Maître Sébastien Beaugendre - DR


FashionNetwork.com : Comment analysez-vous la loi d'habilitation du 23, puis l'ordonnance du 25 mars, qui mettent en place l'aménagement des loyers pour la durée de la crise ?

Maître Sebastien Beaugendre : Pour bien comprendre ce qu'il se passe, il faut d'abord comprendre l'ordonnance du 25 mars. Quand un gouvernement prend une ordonnance, c'est que le législateur l'autorise à aller dans une direction, qui fera plus tard l'objet d'une loi de ratification. Mais, quand le législateur vous autorise à faire "blanc", vous n'êtes pas censé faire "gris" ou "noir". Le 23 mars, une loi d'habilitation autorise à prendre une ordonnance visant à reporter ou étaler le paiement des loyers pour les micro-entreprises, au sens d'un décret de 2008. On se dit alors que les TPE (jusqu'à 10 personnes et 2 millions d'euros de chiffre d'affaires) sont concernées. Puis arrivent les ordonnances du 25 mars. Déjà, le mot "report" n'est plus employé. Mais on dit que les bailleurs, durant la crise, ne peuvent réclamer pénalités, astreintes, faire jouer la close pénale, déclencher un commandement de payer. Un bouclier, donc. Au profit des TPE ? Non. Car, surprise, cela s'adresse maintenant aux bénéficiaires du Fonds de Solidarité. Or, à ce moment-là, le principe du Fonds est acté, mais pas son fonctionnement. Au moment où vous m'interrogez (lundi 30 mars, ndlr), je ne sais toujours pas vous dire exactement qui profitera du Fonds de solidarité. Pour des juristes, un communiqué de presse n'a aucune portée. Pour l'heure, ces communications ne parlent plus de micro-entreprises, mais de TPE, indépendants, micro-entrepreneurs et professions libérales. Et ayant un chiffre d'affaires inférieur à 1 millions d'euros, contre les 2 millions annoncés précédemment

FNW : Un cadre légal particulièrement changeant, donc…

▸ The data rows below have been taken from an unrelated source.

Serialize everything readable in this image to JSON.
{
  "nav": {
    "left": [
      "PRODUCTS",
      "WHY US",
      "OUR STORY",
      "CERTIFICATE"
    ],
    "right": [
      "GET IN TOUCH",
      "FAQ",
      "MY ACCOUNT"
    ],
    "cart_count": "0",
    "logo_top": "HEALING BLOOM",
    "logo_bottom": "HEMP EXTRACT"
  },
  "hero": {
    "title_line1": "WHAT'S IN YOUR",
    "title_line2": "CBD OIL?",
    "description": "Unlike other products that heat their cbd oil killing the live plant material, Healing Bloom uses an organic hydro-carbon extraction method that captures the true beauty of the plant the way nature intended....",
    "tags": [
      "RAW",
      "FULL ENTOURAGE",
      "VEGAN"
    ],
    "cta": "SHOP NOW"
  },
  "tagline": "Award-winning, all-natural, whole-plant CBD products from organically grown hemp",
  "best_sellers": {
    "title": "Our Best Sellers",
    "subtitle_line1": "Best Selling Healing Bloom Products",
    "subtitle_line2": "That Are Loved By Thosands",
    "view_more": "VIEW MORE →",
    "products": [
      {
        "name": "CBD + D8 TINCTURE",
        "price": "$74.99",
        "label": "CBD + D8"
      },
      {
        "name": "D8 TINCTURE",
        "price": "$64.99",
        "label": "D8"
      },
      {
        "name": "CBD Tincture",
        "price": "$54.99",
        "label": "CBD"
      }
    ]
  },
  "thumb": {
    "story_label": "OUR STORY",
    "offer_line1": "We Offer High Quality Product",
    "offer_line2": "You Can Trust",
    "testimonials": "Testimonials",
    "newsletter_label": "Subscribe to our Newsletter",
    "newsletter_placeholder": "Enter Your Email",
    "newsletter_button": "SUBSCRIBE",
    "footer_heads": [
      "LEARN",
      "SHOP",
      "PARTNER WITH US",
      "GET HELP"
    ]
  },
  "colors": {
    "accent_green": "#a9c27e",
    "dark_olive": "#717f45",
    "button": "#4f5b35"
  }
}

SB : Tout cela pour vous dire qu'avant même le 25 juillet, date de fin d'action de l'ordonnance (deux mois après la fin de la durée initiale de l'état d'urgence sanitaire), si on se contente du dispositif légal, les bailleurs vont pouvoir demander le paiement principal. Sans parler. Mais si le locataire tombe dans le périmètre du Fonds de Solidarité, le bailleur ne pourra cependant pas lui adresser un commandement de payer. Il pourrait donc bénéficier d'un report, si l'on s'en réfère à la loi d'habilitation, bien que le mot n'ait pas été repris dans l'ordonnance, qui fait également disparaitre la notion "d'étalement". C'est donc face à cette situation que, en en discutant avec mes confrères, je propose un raisonnement : si j'étais locataire, j'aurais tout à fait intérêt à trouver une argumentation pour suspendre mon loyer. Et que, au 26 juillet, on ne me réclame pas les arriérés.

FNW : Sur quoi se baserait cette demande d'annulation de loyer ?

SB : Les commerces ne peuvent plus ouvrir. La question est "Qui doit supporter la charge de ce risque ?". Si on est du côté des bailleurs, on vous répondra "c'est pas de notre faute que vous soyez empêchés de travailler". Or, on peut considérer que la première obligation dans le contrat de bail est celle qui pèse sur le bailleur, à savoir de livrer un bien conforme à sa destination. Et, en l’occurrence, on peut considérer que, parce que le commerce est interdit, le bailleur ne peut plus mettre à disposition un bien conforme à sa destination. Et, si c’est cela, le locataire ne peut plus jouir d’un bien conforme à sa destination, et se trouve délié temporairement de son obligation d’avoir à verser le loyer au bailleur, qui ne peut plus respecter sa part du contrat. Cette lecture consiste à dire que la charge de ces éléments de force majeure (article 1218 du Code Civil, ndlr) ne pèse pas seulement sur les locataires.

FNW : Cette interprétation peut-elle être invalidée ?

SB : Cette thèse, elle me semble éminemment sérieuse. Mais il appartiendrait à un juge de la valider ou de l’invalider. Personne ne peut vous dire que c’est sûr à 100 %. Mais, selon ce raisonnement, le locataire est dispensé de son obligation de paiement par ce que l'on appelle "l'exception d'inexécution". Quand un cocontractant ne s'exécute pas de son obligation, l'autre est fondé à ne pas s'exécuter de la sienne. Ce genre de situation est généralement temporaire, et finit souvent par se régler devant un juge.

FNW : Que risque un commerce qui tenterait d'obtenir l'annulation du loyer ?

SB : Si le bailleur refuse le raisonnement du "cas de force majeure", on se retrouvera devant le juge. Or, si vous êtes une petite structure tombant dans le périmètre du fonds de solidarité, comme je le mentionnais, l’ordonnance du 25 mars vous protège en cas de retard de paiement contre toutes pénalités financières, dommages, intérêts, exécution de clauses résolutoires, activation de cautions et autres… Que peut-il alors vous arriver de pire ? Soit vous gagnez, et vous avez l’annulation du loyer. Soit vous perdez, et l’ordonnance est votre filet de sécurité : vous ne devrez que le loyer à votre bailleur, et vous obtiendrez du juge un délai de paiement. Donc, au pire, vous obtiendrez un report de paiement.